Alfred Stieglitz, Self-Portrait, Freienwalde a. O., 1886, platinum print, National Gallery of Art, Washington, Alfred Stieglitz Collection, 1949.3.9
Key Set number 12

Alfred Stieglitz was a superb photographer who mastered many different methods of making negatives and prints. He was trained in Berlin in the 1880s by noted photochemist Hermann Wilhelm Vogel. Stieglitz applied the rigorous scientific discipline he learned under Vogel to his photographic practice throughout his life. As he tested his skills in the 1880s and 1890s, he wrote many articles in German, British, and American photographic journals detailing his experiments with different photographic processes. Although he published few technical articles after 1900, he nevertheless continued to explore a wide variety of photographic materials and technical developments.

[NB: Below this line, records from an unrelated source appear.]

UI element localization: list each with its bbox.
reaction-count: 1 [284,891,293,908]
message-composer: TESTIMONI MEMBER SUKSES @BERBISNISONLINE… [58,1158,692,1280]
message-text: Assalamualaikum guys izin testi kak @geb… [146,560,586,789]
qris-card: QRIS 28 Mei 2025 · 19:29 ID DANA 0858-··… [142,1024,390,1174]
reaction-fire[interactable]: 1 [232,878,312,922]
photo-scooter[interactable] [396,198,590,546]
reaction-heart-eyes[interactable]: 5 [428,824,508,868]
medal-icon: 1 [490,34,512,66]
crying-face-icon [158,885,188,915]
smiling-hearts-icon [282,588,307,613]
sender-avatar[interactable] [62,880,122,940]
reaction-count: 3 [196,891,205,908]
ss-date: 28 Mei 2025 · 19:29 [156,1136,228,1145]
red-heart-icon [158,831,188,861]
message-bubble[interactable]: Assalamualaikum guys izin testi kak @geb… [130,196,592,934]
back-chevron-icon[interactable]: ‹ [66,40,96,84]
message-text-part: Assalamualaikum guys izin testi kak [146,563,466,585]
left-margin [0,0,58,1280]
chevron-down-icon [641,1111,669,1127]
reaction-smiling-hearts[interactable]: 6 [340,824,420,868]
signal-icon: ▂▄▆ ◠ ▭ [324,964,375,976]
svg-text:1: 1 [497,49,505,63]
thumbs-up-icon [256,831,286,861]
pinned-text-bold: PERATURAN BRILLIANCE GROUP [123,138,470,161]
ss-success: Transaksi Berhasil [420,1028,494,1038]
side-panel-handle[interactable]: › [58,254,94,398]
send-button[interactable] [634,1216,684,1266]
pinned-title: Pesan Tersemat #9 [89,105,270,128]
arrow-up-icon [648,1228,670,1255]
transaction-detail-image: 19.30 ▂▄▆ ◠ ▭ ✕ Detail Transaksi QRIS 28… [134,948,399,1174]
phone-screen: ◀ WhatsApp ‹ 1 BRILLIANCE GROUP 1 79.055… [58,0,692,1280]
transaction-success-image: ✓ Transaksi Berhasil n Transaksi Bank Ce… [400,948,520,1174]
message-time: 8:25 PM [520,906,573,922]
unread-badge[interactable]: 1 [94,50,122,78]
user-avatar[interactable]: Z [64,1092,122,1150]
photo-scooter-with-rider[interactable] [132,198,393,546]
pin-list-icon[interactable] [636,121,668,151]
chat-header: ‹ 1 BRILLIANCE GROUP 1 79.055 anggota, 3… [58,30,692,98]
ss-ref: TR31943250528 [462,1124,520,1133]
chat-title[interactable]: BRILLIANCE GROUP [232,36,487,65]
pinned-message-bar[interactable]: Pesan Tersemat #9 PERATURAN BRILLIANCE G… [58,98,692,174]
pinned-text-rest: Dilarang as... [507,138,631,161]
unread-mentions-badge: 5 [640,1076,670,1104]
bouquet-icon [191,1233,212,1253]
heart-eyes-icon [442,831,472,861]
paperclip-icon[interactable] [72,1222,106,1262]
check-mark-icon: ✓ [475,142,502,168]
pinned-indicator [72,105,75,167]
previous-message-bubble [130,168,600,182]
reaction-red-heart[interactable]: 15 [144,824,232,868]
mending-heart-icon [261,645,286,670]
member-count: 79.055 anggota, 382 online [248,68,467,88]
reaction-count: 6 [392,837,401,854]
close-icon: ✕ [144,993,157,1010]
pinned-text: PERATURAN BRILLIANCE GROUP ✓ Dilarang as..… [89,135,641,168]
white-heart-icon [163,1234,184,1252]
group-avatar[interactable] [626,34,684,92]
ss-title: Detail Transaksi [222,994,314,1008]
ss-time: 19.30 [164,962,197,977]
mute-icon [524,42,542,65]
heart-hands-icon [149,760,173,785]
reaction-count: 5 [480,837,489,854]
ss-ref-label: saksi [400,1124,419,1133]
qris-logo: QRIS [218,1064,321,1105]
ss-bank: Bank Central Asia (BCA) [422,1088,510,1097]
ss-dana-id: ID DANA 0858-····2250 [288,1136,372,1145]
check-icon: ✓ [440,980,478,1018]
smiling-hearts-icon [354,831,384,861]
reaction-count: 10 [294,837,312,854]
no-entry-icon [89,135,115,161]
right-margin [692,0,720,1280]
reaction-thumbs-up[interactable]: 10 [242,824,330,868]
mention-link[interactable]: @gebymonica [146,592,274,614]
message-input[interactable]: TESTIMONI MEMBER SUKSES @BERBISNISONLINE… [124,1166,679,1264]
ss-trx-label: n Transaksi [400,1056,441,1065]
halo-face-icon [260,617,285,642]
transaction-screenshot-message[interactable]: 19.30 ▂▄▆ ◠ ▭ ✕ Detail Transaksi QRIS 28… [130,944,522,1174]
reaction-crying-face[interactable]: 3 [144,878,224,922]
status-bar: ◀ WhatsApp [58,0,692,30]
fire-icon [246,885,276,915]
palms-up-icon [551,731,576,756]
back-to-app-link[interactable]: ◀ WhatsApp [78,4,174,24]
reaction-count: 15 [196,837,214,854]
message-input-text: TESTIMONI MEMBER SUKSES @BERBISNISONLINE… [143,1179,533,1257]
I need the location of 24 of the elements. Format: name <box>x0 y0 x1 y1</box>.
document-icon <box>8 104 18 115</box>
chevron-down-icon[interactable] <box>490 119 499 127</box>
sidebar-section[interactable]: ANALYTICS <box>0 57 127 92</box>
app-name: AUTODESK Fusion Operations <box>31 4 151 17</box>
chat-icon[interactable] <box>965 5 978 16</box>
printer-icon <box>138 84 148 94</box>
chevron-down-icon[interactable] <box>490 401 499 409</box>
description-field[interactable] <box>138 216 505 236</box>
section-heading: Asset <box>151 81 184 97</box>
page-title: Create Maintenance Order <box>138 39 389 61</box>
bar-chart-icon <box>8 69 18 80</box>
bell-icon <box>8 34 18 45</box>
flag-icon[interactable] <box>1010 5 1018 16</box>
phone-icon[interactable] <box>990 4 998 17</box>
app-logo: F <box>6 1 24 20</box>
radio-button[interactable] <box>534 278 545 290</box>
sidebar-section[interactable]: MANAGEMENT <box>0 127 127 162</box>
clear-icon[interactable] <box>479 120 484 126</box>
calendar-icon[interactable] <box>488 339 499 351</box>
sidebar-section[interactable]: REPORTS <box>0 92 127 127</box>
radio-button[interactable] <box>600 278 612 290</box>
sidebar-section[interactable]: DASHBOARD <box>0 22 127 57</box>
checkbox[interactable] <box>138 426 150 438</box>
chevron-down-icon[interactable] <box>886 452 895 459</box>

His writings, along with scientific analysis of his prints, provide insight into his extensive experimentation and the ways in which he sought to perfect his art.

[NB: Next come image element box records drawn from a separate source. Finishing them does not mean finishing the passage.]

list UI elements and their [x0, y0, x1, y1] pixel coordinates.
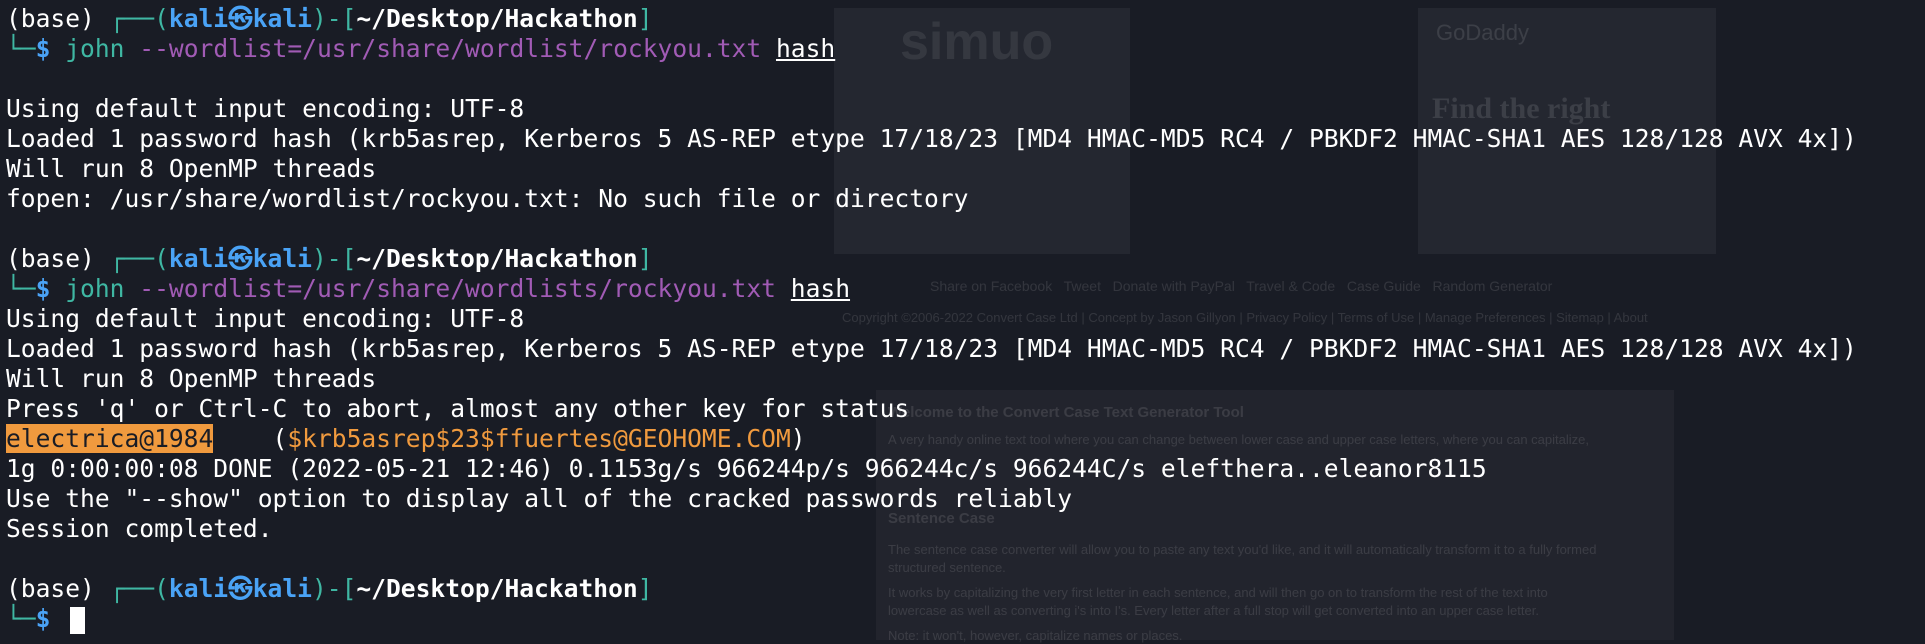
- prompt-line: (base) ┌──(kali㉿kali)-[~/Desktop/Hackath…: [6, 244, 1925, 274]
- cracked-principal: $krb5asrep$23$ffuertes@GEOHOME.COM: [287, 424, 791, 453]
- cracked-result-line: electrica@1984 ($krb5asrep$23$ffuertes@G…: [6, 424, 1925, 454]
- command-line: └─$ john --wordlist=/usr/share/wordlists…: [6, 274, 1925, 304]
- prompt-dollar: $: [35, 34, 66, 63]
- prompt-frame-mid: )-[: [311, 4, 357, 33]
- command-option: --wordlist=/usr/share/wordlists/rockyou.…: [124, 274, 791, 303]
- output-line: 1g 0:00:00:08 DONE (2022-05-21 12:46) 0.…: [6, 454, 1487, 483]
- output-line: Using default input encoding: UTF-8: [6, 94, 525, 123]
- output-line: Loaded 1 password hash (krb5asrep, Kerbe…: [6, 124, 1857, 153]
- prompt-line: (base) ┌──(kali㉿kali)-[~/Desktop/Hackath…: [6, 4, 1925, 34]
- prompt-env: (base): [6, 4, 110, 33]
- cracked-gap: (: [213, 424, 288, 453]
- prompt-user: kali㉿kali: [168, 574, 312, 603]
- command-program: john: [65, 274, 125, 303]
- prompt-user: kali㉿kali: [168, 244, 312, 273]
- output-line: Will run 8 OpenMP threads: [6, 154, 377, 183]
- output-line: Use the "--show" option to display all o…: [6, 484, 1073, 513]
- command-program: john: [65, 34, 125, 63]
- prompt-path: ~/Desktop/Hackathon: [356, 4, 638, 33]
- prompt-frame-open: ┌──(: [109, 574, 169, 603]
- prompt-env: (base): [6, 244, 110, 273]
- command-option: --wordlist=/usr/share/wordlist/rockyou.t…: [124, 34, 776, 63]
- command-arg-file[interactable]: hash: [776, 34, 835, 63]
- cursor-block[interactable]: [70, 606, 86, 634]
- output-line: Using default input encoding: UTF-8: [6, 304, 525, 333]
- prompt-frame-close: ]: [637, 4, 653, 33]
- prompt-frame-mid: )-[: [311, 244, 357, 273]
- cracked-close: ): [790, 424, 806, 453]
- command-arg-file[interactable]: hash: [791, 274, 850, 303]
- prompt-path: ~/Desktop/Hackathon: [356, 244, 638, 273]
- command-line: └─$ john --wordlist=/usr/share/wordlist/…: [6, 34, 1925, 64]
- output-line: Session completed.: [6, 514, 273, 543]
- prompt-corner: └─: [6, 604, 36, 633]
- prompt-user: kali㉿kali: [168, 4, 312, 33]
- prompt-corner: └─: [6, 34, 36, 63]
- prompt-dollar: $: [35, 604, 66, 633]
- output-line: Will run 8 OpenMP threads: [6, 364, 377, 393]
- prompt-dollar: $: [35, 274, 66, 303]
- error-line: fopen: /usr/share/wordlist/rockyou.txt: …: [6, 184, 969, 213]
- prompt-corner: └─: [6, 274, 36, 303]
- terminal-output[interactable]: (base) ┌──(kali㉿kali)-[~/Desktop/Hackath…: [6, 4, 1925, 634]
- prompt-frame-close: ]: [637, 574, 653, 603]
- output-line: Loaded 1 password hash (krb5asrep, Kerbe…: [6, 334, 1857, 363]
- prompt-frame-close: ]: [637, 244, 653, 273]
- command-line[interactable]: └─$: [6, 604, 1925, 634]
- prompt-frame-open: ┌──(: [109, 244, 169, 273]
- output-line: Press 'q' or Ctrl-C to abort, almost any…: [6, 394, 910, 423]
- prompt-frame-open: ┌──(: [109, 4, 169, 33]
- prompt-env: (base): [6, 574, 110, 603]
- prompt-frame-mid: )-[: [311, 574, 357, 603]
- prompt-line: (base) ┌──(kali㉿kali)-[~/Desktop/Hackath…: [6, 574, 1925, 604]
- cracked-password: electrica@1984: [6, 424, 214, 453]
- prompt-path: ~/Desktop/Hackathon: [356, 574, 638, 603]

Throughout his career, Stieglitz used large-format cameras that took 3 1/4 × 4 1/4-, 4 × 5-, and 8 × 10-inch black-and-white negatives. Although his early negatives were made on glass plates, around the turn of the twentieth century he switched to film, which had become widely available. Both kinds of negatives are coated with a gelatin emulsion made light-sensitive with silver salts. After exposure in a camera, the plates or film are developed and fixed, forming a negative image consisting of silver metal particles. In the 1890s and early 1900s, Stieglitz frequently enlarged his negatives; after 1910 he made contact prints the same size as the negative.

Soon after he began making photographs, Stieglitz became entranced with the recently introduced platinum paper. Throughout the 1890s, as he sought to secure his position as one of the leading photographers of his time, he explored a wide variety of printing methods, including carbon, gum bichromate, and photogravure. These processes allowed him to make enlarged prints from his negatives, which he believed at the time to be better suited for exhibitions. Like many other photographers of the period, he also made numerous lantern slides in the 1890s, which he exhibited in annual photographic salons. In 1907, when the color Autochrome process was invented, he utilized it, while in the mid-1910s, as platinum became more expensive, he made both palladium and silver-platinum prints. Beginning in the early 1920s, he started to use gelatin silver photographic paper, which he continued to employ until he stopped making photographs in 1937.